Elladan antwortete an seines Vaters Statt: „Wir sichteten auch eine Gruppe von Zwergen, die wohl auf dem Weg hierher sind. In spätestens zwei Tagen könnten sie hier sein, wenn sie ihre Richtung beibehalten. Sie kommen die alte Ost-West-Straße entlang.“
„Eine Gruppe von Zwergen?“, fragte meine Mutter. Sie hatte bisher noch nicht viel gesagt, doch ich konnte in ihren Augen lesen, dass sie etwas wusste, von dem noch keiner von uns etwas ahnte, wie es so oft der Fall war. „Was könnten sie hier wohl wollen?“
„Sie werden angeführt“, antwortete Elladan, „von einem Zauberer im grauen Umhang.“
Stille breitete sich über der Halle aus und ein wissendes Lächeln überzog das Gesicht meiner Mutter.
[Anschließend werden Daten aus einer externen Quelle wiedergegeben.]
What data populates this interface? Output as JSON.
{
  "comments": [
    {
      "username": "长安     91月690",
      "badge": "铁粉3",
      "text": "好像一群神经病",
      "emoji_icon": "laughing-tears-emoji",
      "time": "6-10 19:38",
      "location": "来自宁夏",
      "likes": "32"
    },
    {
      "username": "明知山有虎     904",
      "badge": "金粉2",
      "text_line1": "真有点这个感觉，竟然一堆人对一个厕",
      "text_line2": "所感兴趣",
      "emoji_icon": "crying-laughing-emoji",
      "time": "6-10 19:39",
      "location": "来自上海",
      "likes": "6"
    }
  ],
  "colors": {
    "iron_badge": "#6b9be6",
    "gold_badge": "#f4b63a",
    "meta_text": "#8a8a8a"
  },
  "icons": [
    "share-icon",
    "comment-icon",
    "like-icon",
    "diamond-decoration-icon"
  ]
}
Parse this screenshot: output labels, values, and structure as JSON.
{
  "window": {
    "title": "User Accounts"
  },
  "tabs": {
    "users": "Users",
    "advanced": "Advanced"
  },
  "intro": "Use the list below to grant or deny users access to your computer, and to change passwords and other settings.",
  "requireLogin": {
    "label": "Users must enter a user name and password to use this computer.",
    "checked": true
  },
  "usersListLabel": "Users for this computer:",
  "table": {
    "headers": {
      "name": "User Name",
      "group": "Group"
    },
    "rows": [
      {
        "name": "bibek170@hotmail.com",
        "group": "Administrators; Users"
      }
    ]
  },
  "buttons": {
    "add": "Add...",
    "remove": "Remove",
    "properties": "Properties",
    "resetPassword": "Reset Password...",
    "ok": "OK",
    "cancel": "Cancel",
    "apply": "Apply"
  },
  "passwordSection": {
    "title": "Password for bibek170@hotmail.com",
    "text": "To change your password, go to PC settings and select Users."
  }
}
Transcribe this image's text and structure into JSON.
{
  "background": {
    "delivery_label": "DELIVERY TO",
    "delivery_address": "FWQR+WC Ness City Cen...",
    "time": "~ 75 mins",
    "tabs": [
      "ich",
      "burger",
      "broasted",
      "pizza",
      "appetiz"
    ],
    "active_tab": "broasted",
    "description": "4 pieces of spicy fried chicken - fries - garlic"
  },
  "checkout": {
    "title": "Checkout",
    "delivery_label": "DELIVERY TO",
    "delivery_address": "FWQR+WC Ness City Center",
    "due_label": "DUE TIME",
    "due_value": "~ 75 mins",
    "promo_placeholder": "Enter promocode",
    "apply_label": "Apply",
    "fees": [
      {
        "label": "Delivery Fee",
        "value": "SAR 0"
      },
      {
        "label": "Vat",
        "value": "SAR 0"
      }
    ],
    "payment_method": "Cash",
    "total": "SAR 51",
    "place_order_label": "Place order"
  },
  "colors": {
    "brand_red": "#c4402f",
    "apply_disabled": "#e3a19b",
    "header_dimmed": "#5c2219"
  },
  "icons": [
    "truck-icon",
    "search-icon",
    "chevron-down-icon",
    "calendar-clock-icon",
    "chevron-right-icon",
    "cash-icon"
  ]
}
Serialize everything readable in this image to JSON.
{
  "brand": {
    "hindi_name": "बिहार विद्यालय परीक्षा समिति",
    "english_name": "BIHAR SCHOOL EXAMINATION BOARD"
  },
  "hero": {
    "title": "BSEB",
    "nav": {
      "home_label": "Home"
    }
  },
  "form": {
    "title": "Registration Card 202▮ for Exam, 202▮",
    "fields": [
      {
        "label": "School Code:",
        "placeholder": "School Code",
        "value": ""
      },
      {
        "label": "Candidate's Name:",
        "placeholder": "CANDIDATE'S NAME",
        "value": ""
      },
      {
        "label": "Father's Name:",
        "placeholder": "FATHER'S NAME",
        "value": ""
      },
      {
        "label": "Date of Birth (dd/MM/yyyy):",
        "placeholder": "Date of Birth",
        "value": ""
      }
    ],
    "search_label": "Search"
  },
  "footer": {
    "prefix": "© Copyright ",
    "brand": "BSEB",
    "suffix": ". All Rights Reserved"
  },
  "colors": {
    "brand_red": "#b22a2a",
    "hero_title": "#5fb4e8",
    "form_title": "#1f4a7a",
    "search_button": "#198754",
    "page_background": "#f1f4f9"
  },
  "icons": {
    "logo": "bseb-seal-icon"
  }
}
Ihre Stirn glättete sich wieder. „Dann ist Gandalf von seiner Reise in den Westen Mittelerdes unbeschadet zurückgekehrt. Er hat Thorin Eichenschild gefunden.“
Die Blicke meiner Neffen waren finster, waren sie doch wie ich ebenfalls mit den Geschichten der Zwerge aufgewachsen. Unser Volk war den Söhnen der Erde nicht sehr wohlgesonnen. Und doch würden sie hier Zuflucht finden, sollten sie denn eine suchen. Denn die Türen hier in Imladris standen müden Reisenden immer offen.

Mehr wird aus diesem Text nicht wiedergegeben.